At the time of writing, Universal Music shares (UMG on the Euronext Amsterdam) were hovering around $26.22/€23.44 apiece – reflecting a small gain on the day and from late August. However, the value is well beneath the $31/€28 or so UMG was fetching towards July’s end but ahead of its second-quarter earnings release.
In that Q2 performance breakdown, the professional home of Taylor Swift, Ice Spice, and Drake pointed to comparatively modest year-over-year subscription-revenue growth of 6.5% to $1.27 billion (€1.14 billion) on the recorded side. Ad-supported recorded revenue slipped 4.2% YoY to $383.44 million/€343 million, per the analysis.
Evidently, the relative subscription-expansion plateau didn’t sit right with the market. UMG plummeted by nearly 25% following the report’s release, and as noted, shares have yet to fully recover.
That’s particularly interesting in light of the revamped growth forecast put out by the business on September 17th, directly before its 2024 Capital Markets Day presentation. As described in this resource, Universal Music is targeting a minimum 7% compound annual growth rate for total revenue through its 2028 fiscal year, fueled in part by an 8% to 10% CAGR specifically for subscription-streaming revenue.
Of course, the forecast represents a boost from the subscription-revenue improvement delivered by Q2 – and, at the high end of the new estimate, the improvement associated with H1 2024. Time will tell whether the prediction comes to fruition and whether UMG shares regain their lost ground.

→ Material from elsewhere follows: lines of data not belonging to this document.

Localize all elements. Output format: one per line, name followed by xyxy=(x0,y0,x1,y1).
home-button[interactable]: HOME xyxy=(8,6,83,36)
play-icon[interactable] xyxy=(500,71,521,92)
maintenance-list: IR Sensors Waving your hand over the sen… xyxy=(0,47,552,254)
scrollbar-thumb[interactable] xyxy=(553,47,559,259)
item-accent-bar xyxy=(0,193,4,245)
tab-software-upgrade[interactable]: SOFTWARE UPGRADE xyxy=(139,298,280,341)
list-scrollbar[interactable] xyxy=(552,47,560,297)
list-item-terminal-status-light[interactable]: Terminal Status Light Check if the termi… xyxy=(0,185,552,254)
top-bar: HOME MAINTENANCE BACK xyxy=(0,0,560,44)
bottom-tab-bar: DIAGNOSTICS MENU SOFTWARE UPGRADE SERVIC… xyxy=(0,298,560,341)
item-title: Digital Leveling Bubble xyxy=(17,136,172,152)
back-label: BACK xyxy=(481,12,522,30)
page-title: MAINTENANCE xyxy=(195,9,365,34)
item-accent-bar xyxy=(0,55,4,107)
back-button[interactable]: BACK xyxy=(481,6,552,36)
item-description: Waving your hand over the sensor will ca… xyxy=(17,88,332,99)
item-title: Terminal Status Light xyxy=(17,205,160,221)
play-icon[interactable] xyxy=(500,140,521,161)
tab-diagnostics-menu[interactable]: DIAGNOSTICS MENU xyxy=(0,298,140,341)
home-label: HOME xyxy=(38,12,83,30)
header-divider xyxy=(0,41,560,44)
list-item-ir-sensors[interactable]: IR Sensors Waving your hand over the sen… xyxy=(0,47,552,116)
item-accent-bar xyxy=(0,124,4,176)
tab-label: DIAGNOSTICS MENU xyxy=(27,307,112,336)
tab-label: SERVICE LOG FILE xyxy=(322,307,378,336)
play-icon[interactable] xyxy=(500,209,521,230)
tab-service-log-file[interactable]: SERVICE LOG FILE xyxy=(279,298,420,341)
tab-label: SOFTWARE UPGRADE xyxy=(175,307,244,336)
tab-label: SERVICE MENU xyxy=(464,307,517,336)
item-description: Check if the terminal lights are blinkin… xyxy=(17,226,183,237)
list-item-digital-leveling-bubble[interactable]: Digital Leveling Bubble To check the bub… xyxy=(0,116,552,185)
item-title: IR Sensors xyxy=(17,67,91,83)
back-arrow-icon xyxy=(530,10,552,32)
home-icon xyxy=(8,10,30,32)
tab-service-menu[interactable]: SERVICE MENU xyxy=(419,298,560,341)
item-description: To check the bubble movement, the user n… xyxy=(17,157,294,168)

Closer to the present, it’s worth reiterating a couple noteworthy points on this front. First is the just 2.7% YoY subscriber expansion the RIAA attributed to the U.S. music market for H1 2024. Though paid on-demand streaming also brought a 5.1% YoY recorded-revenue jump as laid out in the same report, both figures fell short of those tied to all of 2023 (5.7% subscriber growth and 10.6% subscription-revenue growth).
Next, Warner Music Group, still making sweeping organizational and personnel changes under Robert Kyncl, posted noticeably different Q2 earnings details than UMG and took the opportunity to drive home its bullish streaming-buildout vision.
Meanwhile, the majors’ relative streaming-growth woes haven’t come at the expense of Spotify (NYSE: SPOT). Notwithstanding its core product’s reliance on the catalogs of Universal Music, Warner Music, Sony Music, and other rightsholders, the platform is riding high in terms of its own subscriber-expansion forecasts and stock price.
The latter cracked a day-end record yesterday and, despite dipping a bit during Thursday’s early trading, has almost doubled since the top of 2024.